Balance Your Schedules
As students, we’re constantly being told to balance work and play…or in this case, school work and work-work. Unlike elementary school where your only homework was to learn how to share better; this is a highly prized skill that only gets more necessary with age. Once you have all your classes selected, take time deciding what kind of work schedule you can manage. Just because you have a two hour break between classes doesn’t mean you have to go to work. Take care of your homework after class so you don’t have to worry about it later, or take the time to get some extra studying in for a test in your next class. Going to work when you have a larger time availability will decrease stress and allow you to solely focus on school during your class schedule.
Be Able to Say No
Sometimes picking up the slack for a colleague who called in sick or has some function to attend is great; who doesn’t love making more money? But there are days when you have homework coming out of your ears, you already worked a long shift or you have lots of studying to do. Don’t let guilt take you over. It is not your responsibility to bend over backwards for your employer; you’ll end up becoming the go-to shift-coverer. If you really can’t handle the extra shift, a simple “Sorry, I can’t” is all you have to say. You don’t have to give an explanation or even listen to them go on and on about how no one else can cover. It might be hard—believe me, I’m one of those people who could never say no, but I finally grew a backbone—but school work needs to come first if you want to keep your grades high.
Balancing school and work isn’t just a five day commitment. You don’t necessarily have to sacrifice your whole weekend, but you should be willing to spend some time at school or work or both. If you can’t work as much during the week due to school constrictions, the weekend is an excellent opportunity to make some extra cash. It’s not like you have to work both days, but even sacrificing a Saturday afternoon to work can prove beneficial to your bank account. On the other hand, if you have a lighter schedule and lots of work time during the week, dedicate some of your weekend to catching up on school work and studying. As said before, life’s a balancing act and fitting it all into the weekdays can get tricky.
Get Some Extra Help
Find yourself a study buddy or talk to your professors about your situation.
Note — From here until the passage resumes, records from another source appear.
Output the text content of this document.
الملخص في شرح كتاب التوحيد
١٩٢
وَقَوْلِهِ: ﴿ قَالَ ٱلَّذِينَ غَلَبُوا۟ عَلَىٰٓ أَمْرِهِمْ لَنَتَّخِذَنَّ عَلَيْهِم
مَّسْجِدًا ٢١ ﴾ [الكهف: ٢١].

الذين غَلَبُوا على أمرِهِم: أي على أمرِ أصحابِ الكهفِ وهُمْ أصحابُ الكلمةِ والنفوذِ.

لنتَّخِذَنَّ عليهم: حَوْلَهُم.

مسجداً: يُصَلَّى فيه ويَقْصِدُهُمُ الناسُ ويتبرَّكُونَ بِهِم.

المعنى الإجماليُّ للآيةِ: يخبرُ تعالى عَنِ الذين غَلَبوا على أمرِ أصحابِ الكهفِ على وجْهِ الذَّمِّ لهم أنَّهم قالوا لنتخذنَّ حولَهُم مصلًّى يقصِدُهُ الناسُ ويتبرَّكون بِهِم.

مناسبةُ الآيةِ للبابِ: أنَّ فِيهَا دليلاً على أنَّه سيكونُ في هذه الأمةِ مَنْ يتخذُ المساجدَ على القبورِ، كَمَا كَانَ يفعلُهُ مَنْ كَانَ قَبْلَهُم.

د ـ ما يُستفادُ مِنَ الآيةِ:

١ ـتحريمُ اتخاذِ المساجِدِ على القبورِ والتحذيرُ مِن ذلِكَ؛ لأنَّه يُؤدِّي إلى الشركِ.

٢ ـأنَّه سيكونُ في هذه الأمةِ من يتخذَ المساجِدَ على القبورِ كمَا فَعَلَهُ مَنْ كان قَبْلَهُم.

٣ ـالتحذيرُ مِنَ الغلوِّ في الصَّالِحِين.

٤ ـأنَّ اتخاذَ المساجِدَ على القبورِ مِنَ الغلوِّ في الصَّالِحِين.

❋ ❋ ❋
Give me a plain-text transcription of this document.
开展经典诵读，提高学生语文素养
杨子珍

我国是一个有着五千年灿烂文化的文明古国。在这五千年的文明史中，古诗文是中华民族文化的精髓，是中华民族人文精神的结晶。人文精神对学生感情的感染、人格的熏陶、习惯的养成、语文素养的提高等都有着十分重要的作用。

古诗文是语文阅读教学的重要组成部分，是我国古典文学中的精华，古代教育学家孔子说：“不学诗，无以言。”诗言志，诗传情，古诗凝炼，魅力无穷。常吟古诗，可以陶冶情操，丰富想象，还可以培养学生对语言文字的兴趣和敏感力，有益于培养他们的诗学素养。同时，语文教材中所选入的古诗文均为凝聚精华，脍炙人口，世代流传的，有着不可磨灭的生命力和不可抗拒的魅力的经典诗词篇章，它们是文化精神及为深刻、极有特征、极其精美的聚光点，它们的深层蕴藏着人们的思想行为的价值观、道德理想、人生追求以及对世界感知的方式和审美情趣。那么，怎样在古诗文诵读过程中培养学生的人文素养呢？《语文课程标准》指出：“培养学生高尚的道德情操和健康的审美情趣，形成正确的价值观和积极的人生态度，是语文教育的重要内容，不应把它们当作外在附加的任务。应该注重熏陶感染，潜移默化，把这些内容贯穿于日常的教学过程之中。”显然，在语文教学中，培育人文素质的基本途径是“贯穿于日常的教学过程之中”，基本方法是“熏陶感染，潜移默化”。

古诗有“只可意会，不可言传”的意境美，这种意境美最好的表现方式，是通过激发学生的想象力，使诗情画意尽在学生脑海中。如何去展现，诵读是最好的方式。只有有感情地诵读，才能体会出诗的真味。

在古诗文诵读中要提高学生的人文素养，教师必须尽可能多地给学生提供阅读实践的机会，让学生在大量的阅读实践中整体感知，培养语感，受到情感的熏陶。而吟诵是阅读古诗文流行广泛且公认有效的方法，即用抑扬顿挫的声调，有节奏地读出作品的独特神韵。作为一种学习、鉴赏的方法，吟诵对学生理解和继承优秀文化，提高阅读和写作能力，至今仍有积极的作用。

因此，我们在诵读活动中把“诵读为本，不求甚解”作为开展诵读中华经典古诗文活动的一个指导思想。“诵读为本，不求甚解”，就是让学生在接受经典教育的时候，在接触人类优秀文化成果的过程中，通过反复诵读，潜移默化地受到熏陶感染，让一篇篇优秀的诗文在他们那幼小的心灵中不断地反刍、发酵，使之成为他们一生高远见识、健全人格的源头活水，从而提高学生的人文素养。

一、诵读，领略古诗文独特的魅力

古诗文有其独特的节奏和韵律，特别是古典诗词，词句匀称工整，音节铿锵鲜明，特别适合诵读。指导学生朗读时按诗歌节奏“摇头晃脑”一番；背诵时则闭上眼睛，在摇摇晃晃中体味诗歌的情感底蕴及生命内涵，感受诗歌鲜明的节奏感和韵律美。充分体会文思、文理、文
Most of the time, they are very understanding and really want to help you succeed. But don’t go asking for extensions on every project and paper—just because they like you and understand you need to work, doesn’t mean they’ll always be willing to give you more time. Form study groups with your friends if work has taken away from you attending special lectures your professor sets up or hitting the library for outside information. Working together will help you all get better grades and get your work done faster. Also, don’t be afraid to talk to your employer about your needs. As long as you don’t have a crazy boss, they should handle you occasionally needing some time off to study for a particularly hard midterm. It never hurts to ask.
Maintaining your grades and your job won’t always be easy, but it can be done. Don’t get discouraged and never be afraid to reach out for help. Most importantly, don’t wear yourself out in the process. Only take on what you can handle and do your best.